Les violences des militaires rendent notre vie encore plus dure. Il n’est pas rare – au contraire – que des Rohingyas soient enlevés au hasard, torturés, et disparaissent à jamais. Les Rohingyas sont familiers de la mort et des disparitions forcées.

Dès que l’un de nous a de l’argent, nous essayons de fuir notre pays. Mon père m’a pressé de trouver un endroit sûr où je pourrais travailler et c’est pourquoi je suis parti pour la Malaisie. J’y ai travaillé pendant six ans sans papiers et j’ai pu économiser assez d’argent pour partir en Australie.

Un passeur a proposé de faire passer ma famille et seize autres personnes en Australie par bateau.
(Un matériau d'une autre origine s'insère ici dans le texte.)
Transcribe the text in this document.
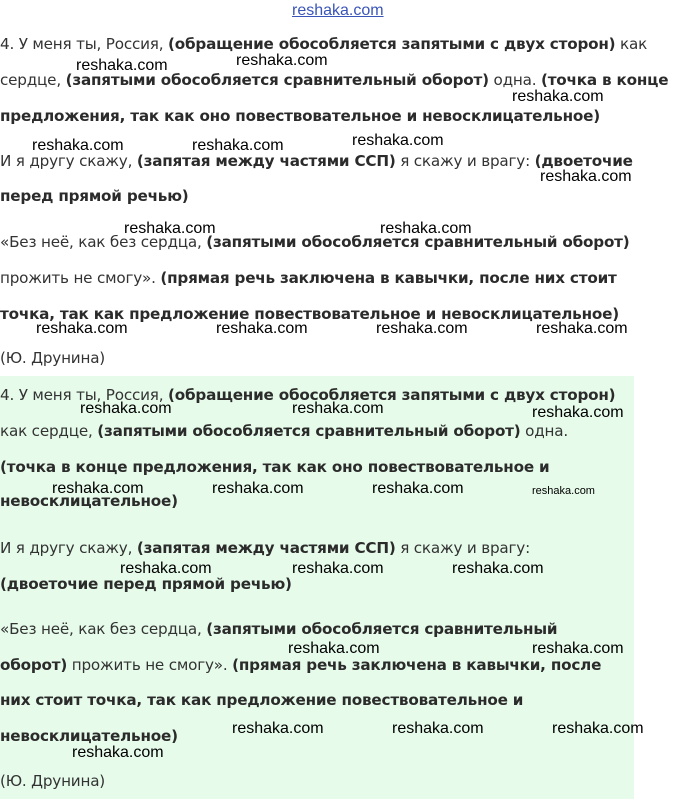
reshaka.com
4. У меня ты, Россия, (обращение обособляется запятыми с двух сторон) как
сердце, (запятыми обособляется сравнительный оборот) одна. (точка в конце
предложения, так как оно повествовательное и невосклицательное)
И я другу скажу, (запятая между частями ССП) я скажу и врагу: (двоеточие
перед прямой речью)
«Без неё, как без сердца, (запятыми обособляется сравнительный оборот)
прожить не смогу». (прямая речь заключена в кавычки, после них стоит
точка, так как предложение повествовательное и невосклицательное)
(Ю. Друнина)
4. У меня ты, Россия, (обращение обособляется запятыми с двух сторон)
как сердце, (запятыми обособляется сравнительный оборот) одна.
(точка в конце предложения, так как оно повествовательное и
невосклицательное)
И я другу скажу, (запятая между частями ССП) я скажу и врагу:
(двоеточие перед прямой речью)
«Без неё, как без сердца, (запятыми обособляется сравнительный
оборот) прожить не смогу». (прямая речь заключена в кавычки, после
них стоит точка, так как предложение повествовательное и
невосклицательное)
(Ю. Друнина)
reshaka.com
reshaka.com
reshaka.com
reshaka.com
reshaka.com	reshaka.com
reshaka.com
reshaka.com	reshaka.com
reshaka.com	reshaka.com	reshaka.com	reshaka.com
reshaka.com	reshaka.com	reshaka.com
reshaka.com	reshaka.com	reshaka.com	reshaka.com
reshaka.com	reshaka.com	reshaka.com
reshaka.com	reshaka.com
reshaka.com	reshaka.com	reshaka.com
reshaka.com
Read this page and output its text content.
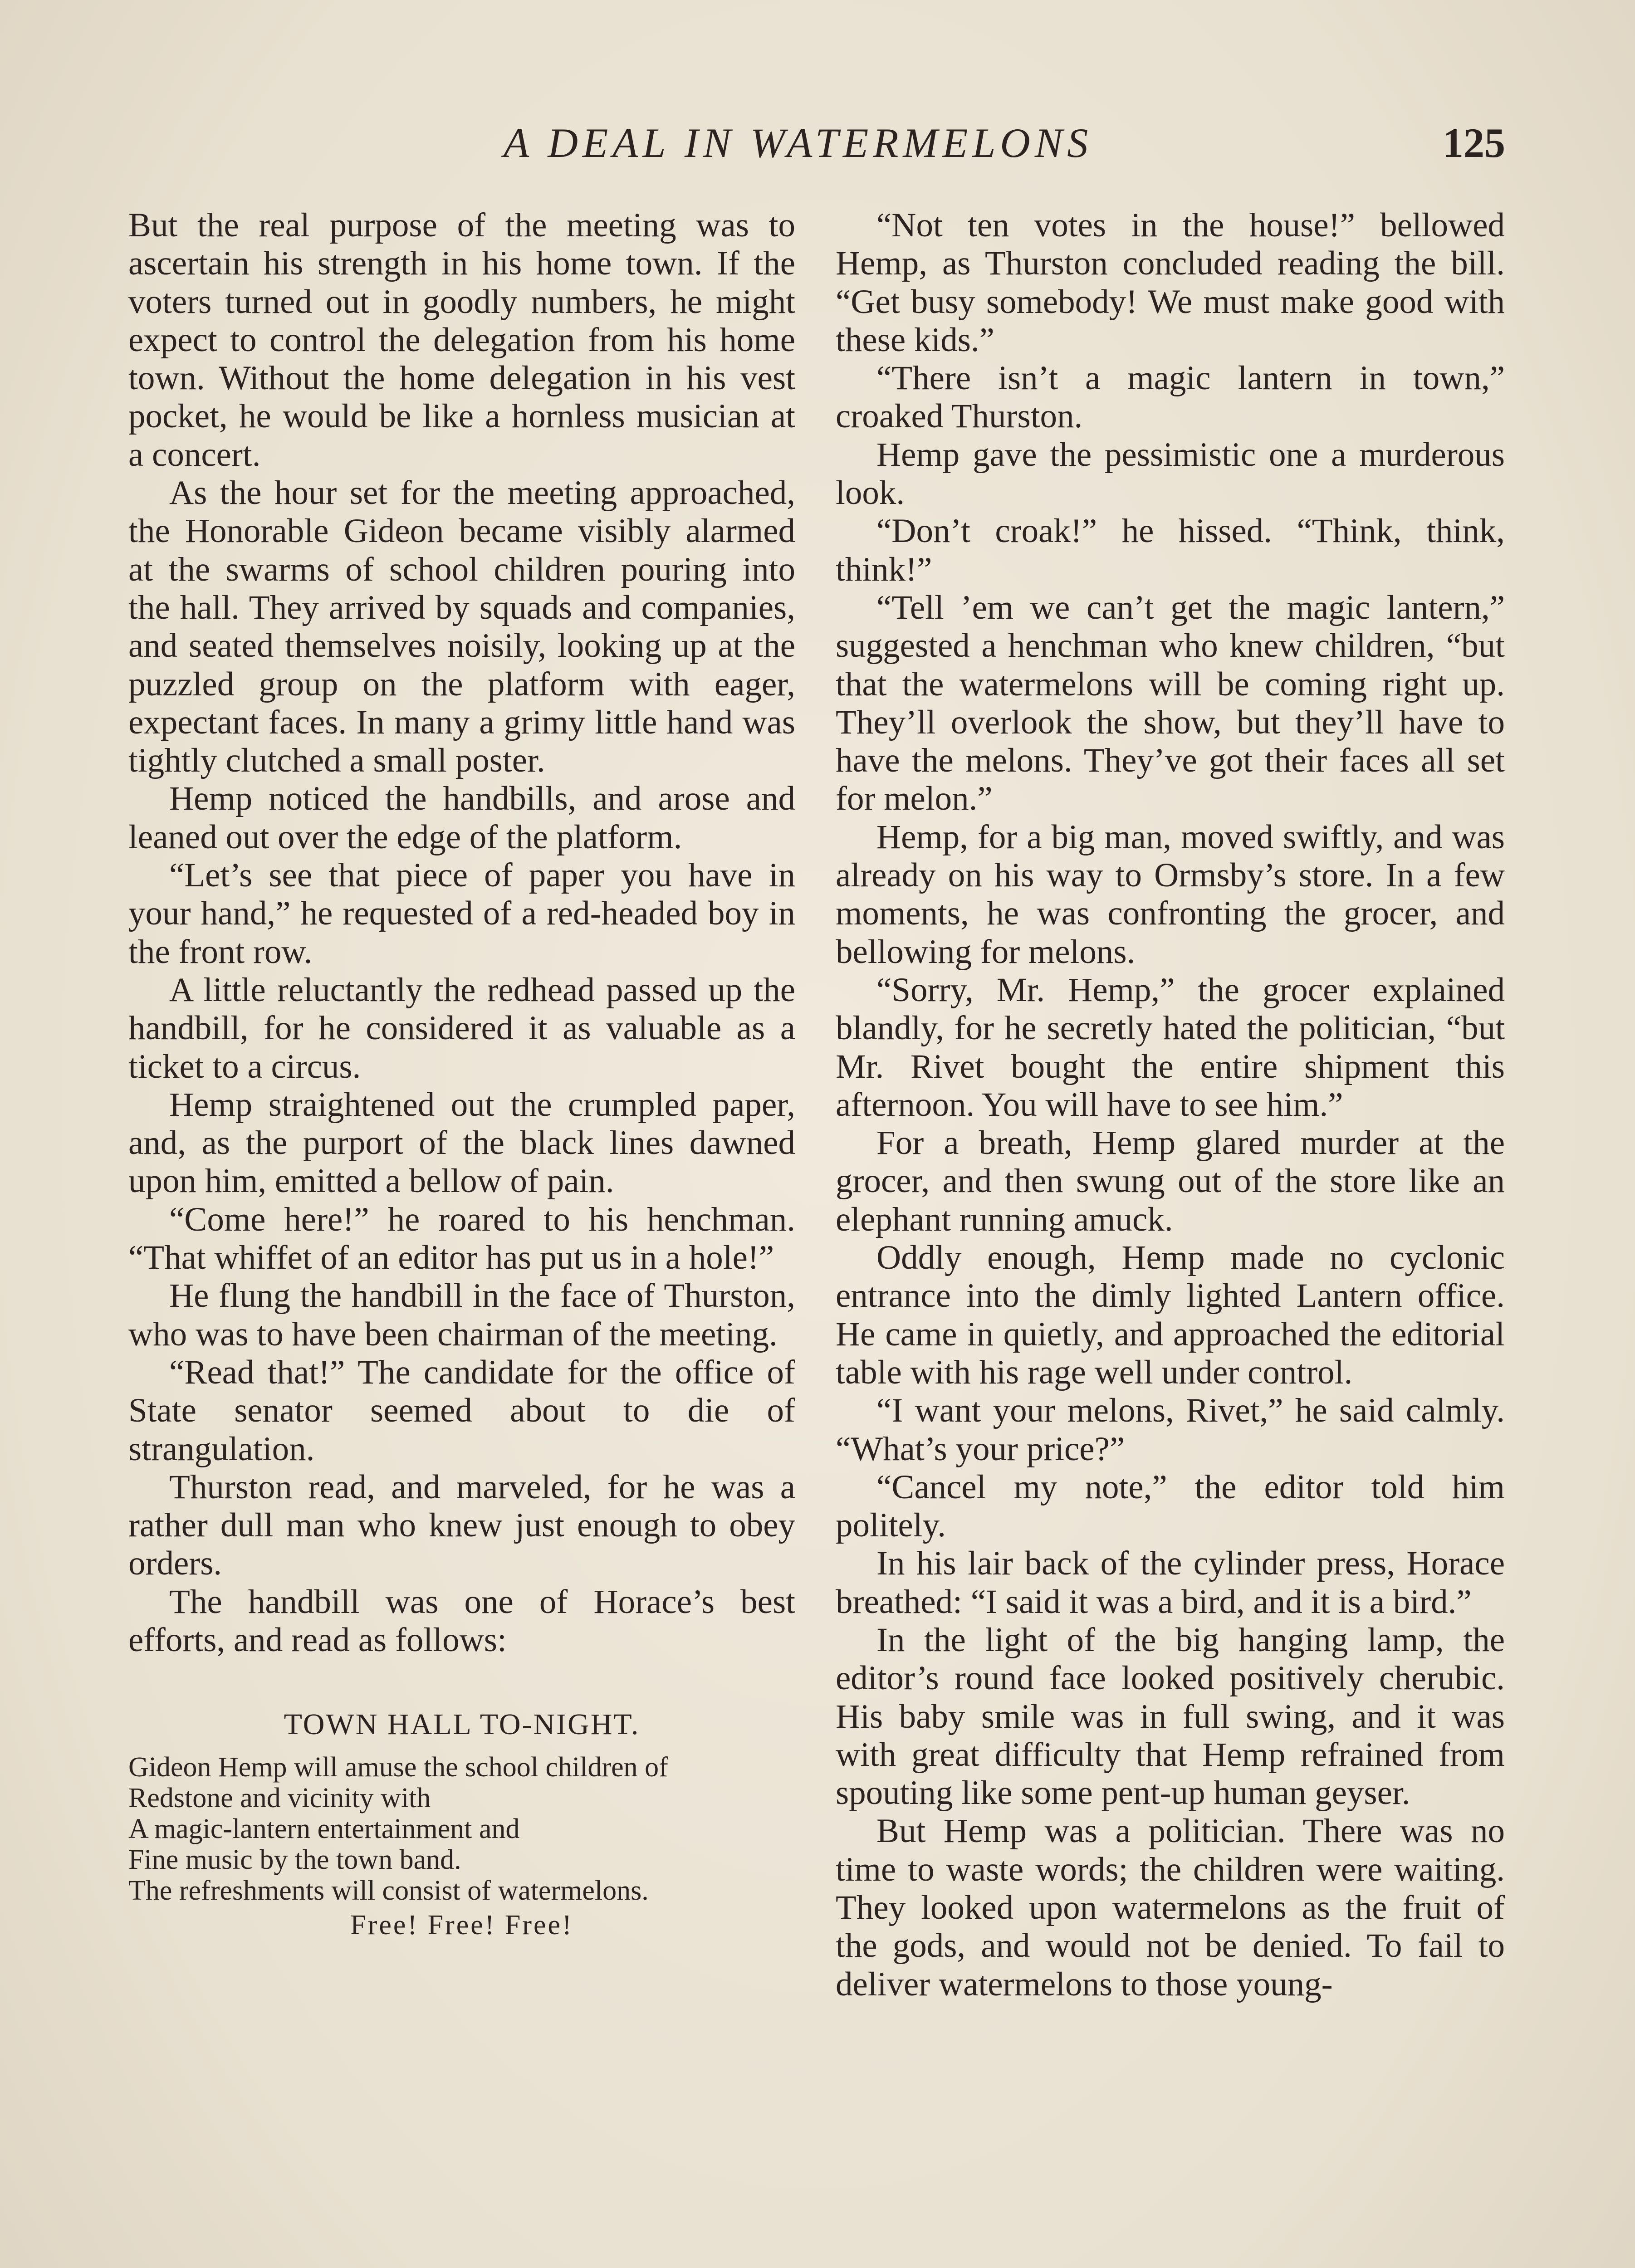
A DEAL IN WATERMELONS	125

But the real purpose of the meeting was to ascertain his strength in his home town. If the voters turned out in goodly numbers, he might expect to control the delegation from his home town. Without the home delegation in his vest pocket, he would be like a hornless musician at a concert.

As the hour set for the meeting approached, the Honorable Gideon became visibly alarmed at the swarms of school children pouring into the hall. They arrived by squads and companies, and seated themselves noisily, looking up at the puzzled group on the platform with eager, expectant faces. In many a grimy little hand was tightly clutched a small poster.

Hemp noticed the handbills, and arose and leaned out over the edge of the platform.

“Let’s see that piece of paper you have in your hand,” he requested of a red-headed boy in the front row.

A little reluctantly the redhead passed up the handbill, for he considered it as valuable as a ticket to a circus.

Hemp straightened out the crumpled paper, and, as the purport of the black lines dawned upon him, emitted a bellow of pain.

“Come here!” he roared to his henchman. “That whiffet of an editor has put us in a hole!”

He flung the handbill in the face of Thurston, who was to have been chairman of the meeting.

“Read that!” The candidate for the office of State senator seemed about to die of strangulation.

Thurston read, and marveled, for he was a rather dull man who knew just enough to obey orders.

The handbill was one of Horace’s best efforts, and read as follows:

TOWN HALL TO-NIGHT.
Gideon Hemp will amuse the school children of
Redstone and vicinity with
A magic-lantern entertainment and
Fine music by the town band.
The refreshments will consist of watermelons.
Free! Free! Free!

“Not ten votes in the house!” bellowed Hemp, as Thurston concluded reading the bill. “Get busy somebody! We must make good with these kids.”

“There isn’t a magic lantern in town,” croaked Thurston.

Hemp gave the pessimistic one a murderous look.

“Don’t croak!” he hissed. “Think, think, think!”

“Tell ’em we can’t get the magic lantern,” suggested a henchman who knew children, “but that the watermelons will be coming right up. They’ll overlook the show, but they’ll have to have the melons. They’ve got their faces all set for melon.”

Hemp, for a big man, moved swiftly, and was already on his way to Ormsby’s store. In a few moments, he was confronting the grocer, and bellowing for melons.

“Sorry, Mr. Hemp,” the grocer explained blandly, for he secretly hated the politician, “but Mr. Rivet bought the entire shipment this afternoon. You will have to see him.”

For a breath, Hemp glared murder at the grocer, and then swung out of the store like an elephant running amuck.

Oddly enough, Hemp made no cyclonic entrance into the dimly lighted Lantern office. He came in quietly, and approached the editorial table with his rage well under control.

“I want your melons, Rivet,” he said calmly. “What’s your price?”

“Cancel my note,” the editor told him politely.

In his lair back of the cylinder press, Horace breathed: “I said it was a bird, and it is a bird.”

In the light of the big hanging lamp, the editor’s round face looked positively cherubic. His baby smile was in full swing, and it was with great difficulty that Hemp refrained from spouting like some pent-up human geyser.

But Hemp was a politician. There was no time to waste words; the children were waiting. They looked upon watermelons as the fruit of the gods, and would not be denied. To fail to deliver watermelons to those young-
Après deux nuits, une partie des passagers avait le mal de mer ; le capitaine nous a laissés dans un hôtel quelque part en Indonésie en promettant de revenir sous 24 ou 48 heures. Une semaine plus tard, nous attendions toujours et nous avons dû quitter l’hôtel faute d’argent pour payer les nuits restantes – seules deux nuits avaient été payées. Ne sachant pas quoi faire, je me suis décidé à me rendre au bureau du Haut Commissariat pour les réfugiés (HCR) à Djakarta.

Un Indonésien nous a dit qu’il pourrait nous avoir des billets pour Djakarta au tarif d’un million de roupies indonésiennes, ce qui correspond à peu près à 104 dollars par ticket. Je n’avais que 200 ringgits malais, ce qui correspond à 65 dollars. Je lui ai donné le bracelet de ma femme d’une valeur de 1 400 ringgits. Il m’a donné quatre tickets de bus et de l’argent. Je n’avais pas d’autre choix.

Nous avons voyagé trois jours avant d’atteindre Tangerang, une ville [NdT : un centre industriel] située à 25 km à l’ouest de Djakarta. De là, nous avons pris un taxi pour arriver devant le bureau du HCR mais, à notre arrivée il était fermé. Le lendemain, nous sommes revenus et nous avons demandé le statut de réfugiés. Il n’y avait rien d’autre à faire que d’attendre la décision. Je savais que l’argent qui me restait ne durerait pas longtemps.

Heureusement, nous avons lié amitié avec un Indonésien qui nous a aidés à survivre pendant les mois qui ont suivi. Nous avons pu louer une pièce bon marché à Ciawi, une petite ville de Java-Ouest, proche de Djakarta.

Lorsque nous n’avons plus eu d’argent, j’étais désespéré. Sans avoir l’autorisation de travailler, nous ne pouvions pas trouver d’argent. Je suis allé au centre de détention et j’ai demandé à être arrêté, mais j’ai dû partir après une nuit.

Deux mois plus tard, ma femme et ma nièce ont contacté le Church World Service (CWS), une organisation humanitaire internationale qui nous a donné un petit pécule et nous a envoyés auprès du JRS pour recevoir de l’aide.

Ma situation en Indonésie est difficile car je n’ai pas le droit de travailler. Pour notre survie, nous dépendons du peu d’argent donné par charité. Toutefois, je me sens en sécurité car ici je peux pratiquer librement ma religion. Je n’ai pas de problèmes de voisinage avec les autochtones d’Indonésie.

A ce jour, notre principale préoccupation est de survivre en attendant la décision du HCR. Mon seul espoir pour l’avenir réside dans ce statut de réfugié. Je prie pour que le HCR nous fasse connaître sa décision rapidement afin que nous puissions partir pour un autre pays où nous pourrons reconstruire notre vie.

J’espère que nous pourrons finalement réaliser notre rêve de vivre en sécurité et de manière digne, en étant traités comme des êtres humains ayant des droits, et que mes enfants pourront être scolarisés et saisir les chances que la vie leur donnera.